Auteur: Chomsky, Noam
Titel: Letters from Lexington
Sub titel: Reflections on propaganda
In dit boek belicht Chomsky de rol van de media in de V.S. bij het rechtvaardigen van de politiek van de regering en de grote bedrijven. Gedeeltelijk eerder verschenen als columns in het tijdschrift `Lies Of Our Times'. The original edition of Letters from Lexington, first published in 1993, solidified Noam Chomsky's position as American's most distinguished critic of the media. In this new, updated edition, a new chapter, 'What makes the Mainstream Media Mainstream', offers Chomsky's latest thinking on the role of the media in a rapidly changing word - especially in justifying US government and corporate actions.
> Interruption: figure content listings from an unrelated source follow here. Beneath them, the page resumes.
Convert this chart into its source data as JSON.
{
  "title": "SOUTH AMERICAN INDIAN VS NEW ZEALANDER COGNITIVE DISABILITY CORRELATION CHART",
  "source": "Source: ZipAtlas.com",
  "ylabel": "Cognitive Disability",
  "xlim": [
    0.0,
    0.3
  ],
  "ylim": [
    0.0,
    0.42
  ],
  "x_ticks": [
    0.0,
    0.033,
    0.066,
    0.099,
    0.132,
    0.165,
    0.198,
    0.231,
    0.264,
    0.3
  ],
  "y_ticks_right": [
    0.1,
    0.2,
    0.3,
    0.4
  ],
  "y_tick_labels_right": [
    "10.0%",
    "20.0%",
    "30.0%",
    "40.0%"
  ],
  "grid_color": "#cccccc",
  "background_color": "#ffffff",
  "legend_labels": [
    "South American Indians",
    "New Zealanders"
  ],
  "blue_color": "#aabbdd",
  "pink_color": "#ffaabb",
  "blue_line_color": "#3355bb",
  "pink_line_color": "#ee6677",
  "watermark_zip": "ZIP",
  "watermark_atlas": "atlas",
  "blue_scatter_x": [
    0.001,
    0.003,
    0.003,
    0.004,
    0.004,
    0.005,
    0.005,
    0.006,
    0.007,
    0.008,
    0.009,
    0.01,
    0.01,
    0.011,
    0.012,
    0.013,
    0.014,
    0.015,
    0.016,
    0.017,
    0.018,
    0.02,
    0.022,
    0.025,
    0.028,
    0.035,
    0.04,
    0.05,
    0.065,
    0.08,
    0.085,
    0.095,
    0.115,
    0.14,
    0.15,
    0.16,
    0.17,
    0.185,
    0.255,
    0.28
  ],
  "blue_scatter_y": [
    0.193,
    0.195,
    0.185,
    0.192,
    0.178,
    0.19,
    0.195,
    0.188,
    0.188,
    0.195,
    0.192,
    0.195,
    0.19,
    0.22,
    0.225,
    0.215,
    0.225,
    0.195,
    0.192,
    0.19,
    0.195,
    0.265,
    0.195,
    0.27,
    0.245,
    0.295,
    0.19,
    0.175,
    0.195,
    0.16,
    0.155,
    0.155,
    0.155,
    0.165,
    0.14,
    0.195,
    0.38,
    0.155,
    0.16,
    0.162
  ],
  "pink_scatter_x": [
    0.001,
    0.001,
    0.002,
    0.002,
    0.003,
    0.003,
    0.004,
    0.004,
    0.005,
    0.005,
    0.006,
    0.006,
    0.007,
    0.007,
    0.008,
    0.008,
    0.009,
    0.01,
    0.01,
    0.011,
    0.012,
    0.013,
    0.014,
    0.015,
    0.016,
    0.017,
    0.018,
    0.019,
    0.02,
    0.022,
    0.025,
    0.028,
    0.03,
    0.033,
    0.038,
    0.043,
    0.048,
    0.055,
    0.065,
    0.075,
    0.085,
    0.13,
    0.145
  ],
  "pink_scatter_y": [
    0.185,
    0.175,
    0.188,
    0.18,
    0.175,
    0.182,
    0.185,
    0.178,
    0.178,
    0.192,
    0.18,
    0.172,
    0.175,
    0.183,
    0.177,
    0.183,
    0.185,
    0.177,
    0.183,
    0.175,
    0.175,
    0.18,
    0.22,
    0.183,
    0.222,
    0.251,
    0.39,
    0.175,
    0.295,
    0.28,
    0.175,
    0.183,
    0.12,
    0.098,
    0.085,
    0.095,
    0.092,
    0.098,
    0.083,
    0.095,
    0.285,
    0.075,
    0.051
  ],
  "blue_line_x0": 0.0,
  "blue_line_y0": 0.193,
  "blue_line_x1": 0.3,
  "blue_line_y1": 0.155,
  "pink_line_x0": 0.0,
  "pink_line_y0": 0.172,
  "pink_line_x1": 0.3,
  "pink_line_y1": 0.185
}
Throughout the book, Chomsky's analysis of the politics of the Reagan and earlier Bush administrations offer a striking and surprisingly prescient perspective on the events, key players and policies that shape America's national agenda under the current presidency of George W. Bush and the 'War on Terrorism'.Chomsky explores media coverage of events and issues including the Middle East 'peace process', the US invasion of Panama, the first Gulf War, the UN, the Soviet Union, the coup in Haiti, and democracy and terrorism generally. Letters from Lexington has been called "an indispensable antidote to TV 'news' and the verities found in major daily newspaper such as the New York Times." Perfect as an introduction to Chomsky's thought more generally, it will be of particular interest to students of media studies and anyone who wants an up-to-date account of the relationship of the new US administration with the media and what impact it is having on foreign and domestic US policy.